In April The CELTUA blog premiered the results of the psychology pedagogy journal Teaching of Psychology‘s (http://teachpsych.org/top/) analysis of its most influential articles based on citations of the articles. In “ToP’s Greatest Hits: The Most Frequently Cited Teaching of Psychology Articles” (Volume 40, Number 2, 2013, pp. 76-87), authors Richard A. Griggs and Brian Collisson used citation counts for the articles appearing in the journal from its inception in 1974 through 2011 to compile top-20 lists for total citations and average citations per year. Their findings shed light on research trends in the teaching of psychology as well as college teaching in general.

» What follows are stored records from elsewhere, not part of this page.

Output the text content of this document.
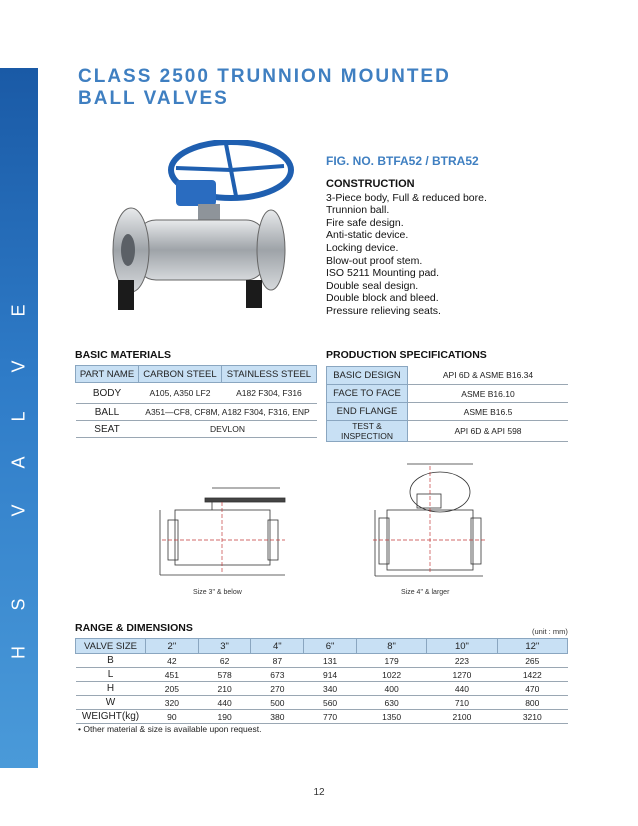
E
V
L
A
V
S
H
CLASS 2500 TRUNNION MOUNTED
BALL VALVES
FIG. NO. BTFA52 / BTRA52
CONSTRUCTION
3-Piece body, Full & reduced bore.
Trunnion ball.
Fire safe design.
Anti-static device.
Locking device.
Blow-out proof stem.
ISO 5211 Mounting pad.
Double seal design.
Double block and bleed.
Pressure relieving seats.
BASIC MATERIALS
PART NAME	CARBON STEEL	STAINLESS STEEL
BODY	A105, A350 LF2	A182 F304, F316
BALL	A351—CF8, CF8M, A182 F304, F316, ENP	
SEAT	DEVLON	
PRODUCTION SPECIFICATIONS
BASIC DESIGN	API 6D & ASME B16.34
FACE TO FACE	ASME B16.10
END FLANGE	ASME B16.5
TEST & INSPECTION	API 6D & API 598
Size 3" & below	Size 4" & larger
RANGE & DIMENSIONS	(unit : mm)
VALVE SIZE	2"	3"	4"	6"	8"	10"	12"
B	42	62	87	131	179	223	265
L	451	578	673	914	1022	1270	1422
H	205	210	270	340	400	440	470
W	320	440	500	560	630	710	800
WEIGHT(kg)	90	190	380	770	1350	2100	3210
• Other material & size is available upon request.
12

The fact that many of the articles cited are over a decade old attests to the continuing interest in these topics.
In this blog entry we look at the most-cited articles in the category of “Assessment.”
Two articles in this category are connected to the Teacher Behavior Checklist (TBC) developed by Buskist et al. (2002), an instrument for identifying “student and faculty perspectives on the qualities and corresponding behaviors of effective teachers” (p. 83):
Schaeffer, Epting, Zinn, & Buskist (2003): “Student and Faculty Perceptions of Effective Teaching: A Successful Replication” The authors surveyed students and faculty at a Midwestern community college using the TBC. Student and faculty rankings of the top-10 effective teacher behaviors were highly similar, replicating Buskist et al.’s (2002) earlier findings.
Keeley, Smith, & Buskist (2006): “The Teacher Behaviors Checklist: Factor Analysis of Its Utility for Evaluating Teaching” The authors offer evidence that the TBC is a valid instrument for identifying specific behaviors that instructors can modify to improve their teaching.
Another article in this category deals with outcomes assessment:
Halonen et al. (2003): “A Rubric for Learning, Teaching, and Assessing Scientific Inquiry in Psychology” The authors present “a comprehensive multidimensional rubric to describe the progress of students’ acquisition of scientific inquiry skills throughout their academic experience and [provide] an example of an authentic assessment that demonstrates use of the rubric” (p. 83).
Two other articles focus on student assessment issues:
Benjamin, Cavell, & Shallenberger (1984): “Staying With Initial Answers on Objective Tests: Is It a Myth?” The authors reviewed 33 studies on this topic and found that most students who change their answers on tests do improve their scores, thereby debunking the myth that it is a mistake to change one’s first answer.
Leeming (2002): “The Exam-a-Day Procedure Improves Performance in Psychology Classes” The author found that giving an exam at the beginning of every class resulted in better student grades than in the same classes where there were only four exams. Students also liked the exam-a-day procedure and felt it improved their study habits and their learning.